From: Andrew Jarrette
Message: 41197
Date: 2005-10-10
--- In cybalist@yahoogroups.com, Andrew Jarrette <anjarrette@...>
wrote:
>
> May I make mention of
English "mood" "food", "hood", "good", "blood", "flood", with three
different vowels, all from words which originally rhymed. What
reason is there for that, and what other language has undergone a
similar threefold change? Or "weak" and "steak" with originally
rhyming vowels, or "break" and "leak" with originally rhyming vowels,
or "great" and "threat" with originally rhyming vowels - and the list
goes on. What other language has similar phenomena? Plus spellings
like "ough" with its myriad pronunciations. And I think English "r"

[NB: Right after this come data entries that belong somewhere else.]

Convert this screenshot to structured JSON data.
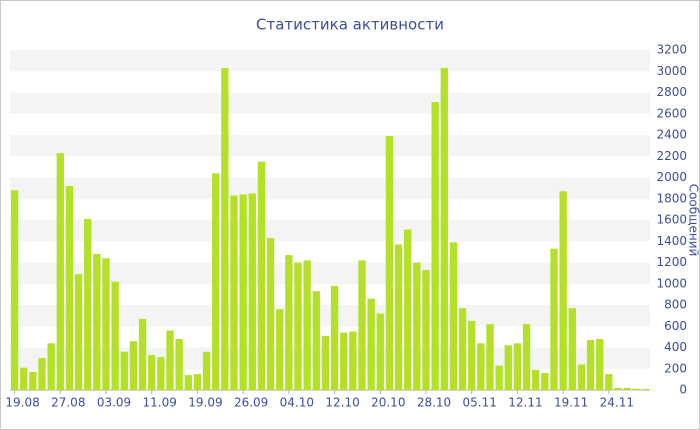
{
  "chart_data": {
    "type": "bar",
    "title": "Статистика активности",
    "y_label": "Сообщений",
    "categories": [
      "19.08",
      null,
      null,
      null,
      null,
      "27.08",
      null,
      null,
      null,
      null,
      "03.09",
      null,
      null,
      null,
      null,
      "11.09",
      null,
      null,
      null,
      null,
      "19.09",
      null,
      null,
      null,
      null,
      "26.09",
      null,
      null,
      null,
      null,
      "04.10",
      null,
      null,
      null,
      null,
      "12.10",
      null,
      null,
      null,
      null,
      "20.10",
      null,
      null,
      null,
      null,
      "28.10",
      null,
      null,
      null,
      null,
      "05.11",
      null,
      null,
      null,
      null,
      "12.11",
      null,
      null,
      null,
      null,
      "19.11",
      null,
      null,
      null,
      null,
      "24.11",
      null,
      null,
      null,
      null
    ],
    "values": [
      1880,
      210,
      170,
      300,
      440,
      2230,
      1920,
      1090,
      1610,
      1280,
      1240,
      1020,
      360,
      460,
      670,
      330,
      310,
      560,
      480,
      140,
      150,
      360,
      2040,
      3030,
      1830,
      1840,
      1850,
      2150,
      1430,
      760,
      1270,
      1200,
      1220,
      930,
      510,
      980,
      540,
      550,
      1220,
      860,
      720,
      2390,
      1370,
      1510,
      1200,
      1130,
      2710,
      3030,
      1390,
      770,
      650,
      440,
      620,
      230,
      420,
      440,
      620,
      190,
      160,
      1330,
      1870,
      770,
      240,
      470,
      480,
      150,
      20,
      20,
      10,
      10
    ],
    "color": "#b5e02a",
    "ylim": [
      0,
      3200
    ],
    "yticks": [
      0,
      200,
      400,
      600,
      800,
      1000,
      1200,
      1400,
      1600,
      1800,
      2000,
      2200,
      2400,
      2600,
      2800,
      3000,
      3200
    ],
    "grid": true
  }
}
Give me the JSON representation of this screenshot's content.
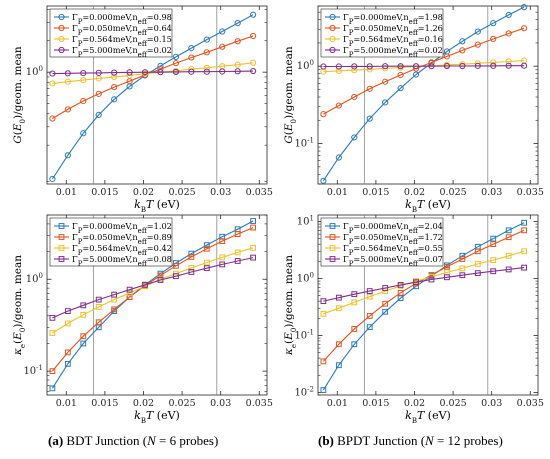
{
  "colors": {
    "blue": "#2a7ab9",
    "orange": "#e0541f",
    "yellow": "#eec12c",
    "purple": "#7e2f8e"
  },
  "chart_data": [
    {
      "panel": "top-left",
      "type": "line",
      "marker": "circle",
      "log_y": true,
      "xlabel": "k_BT (eV)",
      "ylabel": "G(E_0)/geom. mean",
      "xlim": [
        0.0075,
        0.036
      ],
      "ylim": [
        0.085,
        4.3
      ],
      "xticks": [
        "0.01",
        "0.015",
        "0.02",
        "0.025",
        "0.03",
        "0.035"
      ],
      "yticks": [
        "10^0"
      ],
      "vlines": [
        0.0135,
        0.0295
      ],
      "legend_position": "top-left",
      "x": [
        0.0082,
        0.0102,
        0.0122,
        0.0142,
        0.0162,
        0.0182,
        0.0202,
        0.0222,
        0.0242,
        0.0262,
        0.0282,
        0.0302,
        0.0322,
        0.0342
      ],
      "series": [
        {
          "name": "Γ_P=0.000meV,n_eff=0.98",
          "color": "#2a7ab9",
          "values": [
            0.095,
            0.16,
            0.26,
            0.39,
            0.55,
            0.73,
            0.93,
            1.15,
            1.4,
            1.7,
            2.05,
            2.45,
            2.95,
            3.55
          ]
        },
        {
          "name": "Γ_P=0.050meV,n_eff=0.64",
          "color": "#e0541f",
          "values": [
            0.36,
            0.44,
            0.53,
            0.62,
            0.72,
            0.82,
            0.94,
            1.07,
            1.22,
            1.38,
            1.55,
            1.75,
            1.98,
            2.22
          ]
        },
        {
          "name": "Γ_P=0.564meV,n_eff=0.15",
          "color": "#eec12c",
          "values": [
            0.78,
            0.81,
            0.84,
            0.87,
            0.9,
            0.93,
            0.97,
            1.0,
            1.03,
            1.07,
            1.1,
            1.14,
            1.18,
            1.23
          ]
        },
        {
          "name": "Γ_P=5.000meV,n_eff=0.02",
          "color": "#7e2f8e",
          "values": [
            0.97,
            0.975,
            0.98,
            0.985,
            0.99,
            0.995,
            1.0,
            1.0,
            1.005,
            1.01,
            1.01,
            1.015,
            1.02,
            1.025
          ]
        }
      ]
    },
    {
      "panel": "top-right",
      "type": "line",
      "marker": "circle",
      "log_y": true,
      "xlabel": "k_BT (eV)",
      "ylabel": "G(E_0)/geom. mean",
      "xlim": [
        0.0075,
        0.036
      ],
      "ylim": [
        0.03,
        6
      ],
      "xticks": [
        "0.01",
        "0.015",
        "0.02",
        "0.025",
        "0.03",
        "0.035"
      ],
      "yticks": [
        "10^-1",
        "10^0"
      ],
      "vlines": [
        0.0135,
        0.0295
      ],
      "legend_position": "top-left",
      "x": [
        0.0082,
        0.0102,
        0.0122,
        0.0142,
        0.0162,
        0.0182,
        0.0202,
        0.0222,
        0.0242,
        0.0262,
        0.0282,
        0.0302,
        0.0322,
        0.0342
      ],
      "series": [
        {
          "name": "Γ_P=0.000meV,n_eff=1.98",
          "color": "#2a7ab9",
          "values": [
            0.033,
            0.066,
            0.12,
            0.21,
            0.34,
            0.52,
            0.78,
            1.1,
            1.55,
            2.1,
            2.8,
            3.6,
            4.6,
            5.8
          ]
        },
        {
          "name": "Γ_P=0.050meV,n_eff=1.26",
          "color": "#e0541f",
          "values": [
            0.24,
            0.31,
            0.4,
            0.51,
            0.63,
            0.77,
            0.93,
            1.12,
            1.34,
            1.6,
            1.9,
            2.25,
            2.65,
            3.1
          ]
        },
        {
          "name": "Γ_P=0.564meV,n_eff=0.16",
          "color": "#eec12c",
          "values": [
            0.85,
            0.87,
            0.89,
            0.91,
            0.94,
            0.96,
            0.99,
            1.01,
            1.04,
            1.06,
            1.09,
            1.12,
            1.15,
            1.18
          ]
        },
        {
          "name": "Γ_P=5.000meV,n_eff=0.02",
          "color": "#7e2f8e",
          "values": [
            0.99,
            0.99,
            0.995,
            0.995,
            1.0,
            1.0,
            1.0,
            1.0,
            1.005,
            1.005,
            1.01,
            1.01,
            1.015,
            1.015
          ]
        }
      ]
    },
    {
      "panel": "bottom-left",
      "type": "line",
      "marker": "square",
      "log_y": true,
      "xlabel": "k_BT (eV)",
      "ylabel": "κ_e(E_0)/geom. mean",
      "xlim": [
        0.0075,
        0.036
      ],
      "ylim": [
        0.055,
        5
      ],
      "xticks": [
        "0.01",
        "0.015",
        "0.02",
        "0.025",
        "0.03",
        "0.035"
      ],
      "yticks": [
        "10^-1",
        "10^0"
      ],
      "vlines": [
        0.0135,
        0.0295
      ],
      "legend_position": "top-left",
      "x": [
        0.0082,
        0.0102,
        0.0122,
        0.0142,
        0.0162,
        0.0182,
        0.0202,
        0.0222,
        0.0242,
        0.0262,
        0.0282,
        0.0302,
        0.0322,
        0.0342
      ],
      "series": [
        {
          "name": "Γ_P=0.000meV,n_eff=1.02",
          "color": "#2a7ab9",
          "values": [
            0.065,
            0.12,
            0.2,
            0.3,
            0.45,
            0.64,
            0.87,
            1.15,
            1.5,
            1.9,
            2.35,
            2.9,
            3.5,
            4.3
          ]
        },
        {
          "name": "Γ_P=0.050meV,n_eff=0.89",
          "color": "#e0541f",
          "values": [
            0.1,
            0.16,
            0.24,
            0.34,
            0.47,
            0.64,
            0.85,
            1.1,
            1.4,
            1.75,
            2.15,
            2.6,
            3.1,
            3.65
          ]
        },
        {
          "name": "Γ_P=0.564meV,n_eff=0.42",
          "color": "#eec12c",
          "values": [
            0.26,
            0.33,
            0.41,
            0.5,
            0.6,
            0.71,
            0.84,
            1.0,
            1.15,
            1.33,
            1.52,
            1.73,
            1.96,
            2.2
          ]
        },
        {
          "name": "Γ_P=5.000meV,n_eff=0.08",
          "color": "#7e2f8e",
          "values": [
            0.38,
            0.45,
            0.52,
            0.6,
            0.68,
            0.77,
            0.87,
            0.98,
            1.08,
            1.2,
            1.32,
            1.45,
            1.58,
            1.72
          ]
        }
      ]
    },
    {
      "panel": "bottom-right",
      "type": "line",
      "marker": "square",
      "log_y": true,
      "xlabel": "k_BT (eV)",
      "ylabel": "κ_e(E_0)/geom. mean",
      "xlim": [
        0.0075,
        0.036
      ],
      "ylim": [
        0.009,
        13
      ],
      "xticks": [
        "0.01",
        "0.015",
        "0.02",
        "0.025",
        "0.03",
        "0.035"
      ],
      "yticks": [
        "10^-2",
        "10^-1",
        "10^0",
        "10^1"
      ],
      "vlines": [
        0.0135,
        0.0295
      ],
      "legend_position": "top-left",
      "x": [
        0.0082,
        0.0102,
        0.0122,
        0.0142,
        0.0162,
        0.0182,
        0.0202,
        0.0222,
        0.0242,
        0.0262,
        0.0282,
        0.0302,
        0.0322,
        0.0342
      ],
      "series": [
        {
          "name": "Γ_P=0.000meV,n_eff=2.04",
          "color": "#2a7ab9",
          "values": [
            0.011,
            0.03,
            0.07,
            0.14,
            0.26,
            0.45,
            0.73,
            1.1,
            1.7,
            2.5,
            3.6,
            5.0,
            7.0,
            9.5
          ]
        },
        {
          "name": "Γ_P=0.050meV,n_eff=1.72",
          "color": "#e0541f",
          "values": [
            0.035,
            0.07,
            0.13,
            0.22,
            0.36,
            0.56,
            0.82,
            1.15,
            1.6,
            2.2,
            3.0,
            4.0,
            5.3,
            7.0
          ]
        },
        {
          "name": "Γ_P=0.564meV,n_eff=0.55",
          "color": "#eec12c",
          "values": [
            0.24,
            0.3,
            0.38,
            0.48,
            0.6,
            0.74,
            0.9,
            1.07,
            1.28,
            1.5,
            1.8,
            2.1,
            2.5,
            3.0
          ]
        },
        {
          "name": "Γ_P=5.000meV,n_eff=0.07",
          "color": "#7e2f8e",
          "values": [
            0.4,
            0.46,
            0.53,
            0.6,
            0.68,
            0.77,
            0.86,
            0.96,
            1.05,
            1.14,
            1.24,
            1.34,
            1.44,
            1.55
          ]
        }
      ]
    }
  ],
  "captions": {
    "a": {
      "letter": "(a)",
      "text": " BDT Junction (",
      "n": "N",
      "rest": " = 6 probes)"
    },
    "b": {
      "letter": "(b)",
      "text": " BPDT Junction (",
      "n": "N",
      "rest": " = 12 probes)"
    }
  }
}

is highly atypical, as I have mentioned already, and English is also
atypical among Indo-European languages in preserving /w/ in initial
position. What other Indo-European language has these
characteristics? Moreover the fact that it's called "English" though
at least 60% of its vocabulary is French or Latin, if not more,
though I am aware that languages such as Albanian and Farsi also have
a high foreign content. As well its
> currency as the prevalent international language. I think the
combination of these characteristics makes English quite unusual
among modern languages.
>
Here's something about the pronounciation of written -ag- in Danish:
There are two prnunciations
1) /äI/ (or /ä?I/)
2) /aU/ (or /aU?/)
1) is default
2) is mandatory in compounds ('combining form', ie as first member of
in a compound),
also dia-/sociolectal,
but consider this
'et slag /slä?I/ in ansigtet' "a slap in the face"

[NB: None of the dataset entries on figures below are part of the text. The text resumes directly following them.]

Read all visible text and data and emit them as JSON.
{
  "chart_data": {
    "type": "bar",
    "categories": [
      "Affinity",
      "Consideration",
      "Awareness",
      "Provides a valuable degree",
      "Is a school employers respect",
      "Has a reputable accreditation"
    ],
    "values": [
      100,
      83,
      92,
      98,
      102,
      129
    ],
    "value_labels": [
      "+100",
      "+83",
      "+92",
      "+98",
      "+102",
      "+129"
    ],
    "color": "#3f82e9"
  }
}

'et slag /slaW/ på tasken' lit. "a slap on the bag", ie "ballpark
figure"
and
'slag' "battle", always /slä?I/
further
''dag' (< 'goddag') either
/dä?I/ "hello" (formal) or
/daU?/ "hello" (informal)
In other words the /aU/ pronunciation is reduced to being dialectal,
but has held its own in fixed expressions of colloquial character,
producing a confusion of dialectal, sociolectal and lexical criteria
that is a linguist's nightmare (except of course the historical
process is known). It think this matches the confusion in English.
Also note
'bøg' /bø?G/ "beech", 'løg' /loI?/ "onion"
'eg' /e?G/ "oak", 'steg' /staI?/ "steak"Okay, I stand corrected. At least one other Indo-European language, Danish, has examples of originally rhyming words undergoing divergent phonological developments. Thank you for pointing this out to me, I was not familiar with the Danish language beyond some knowledge of its ancestor and its membership in the Germanic language family. I suppose any language could have developed as bizarrely (my opinion) as English did, just happens to be English that has a high number of these peculiarities, as well as a very inconsistent spelling and pronunciation system and a predominantly foreign vocabulary. But the same things could have happened in Danish or Dutch or Russian, I guess, only they didn't, not to the same extent anyway, though Danish does have some similar examples. Unless you now come up with some ten or more further examples of these phenomena in Danish!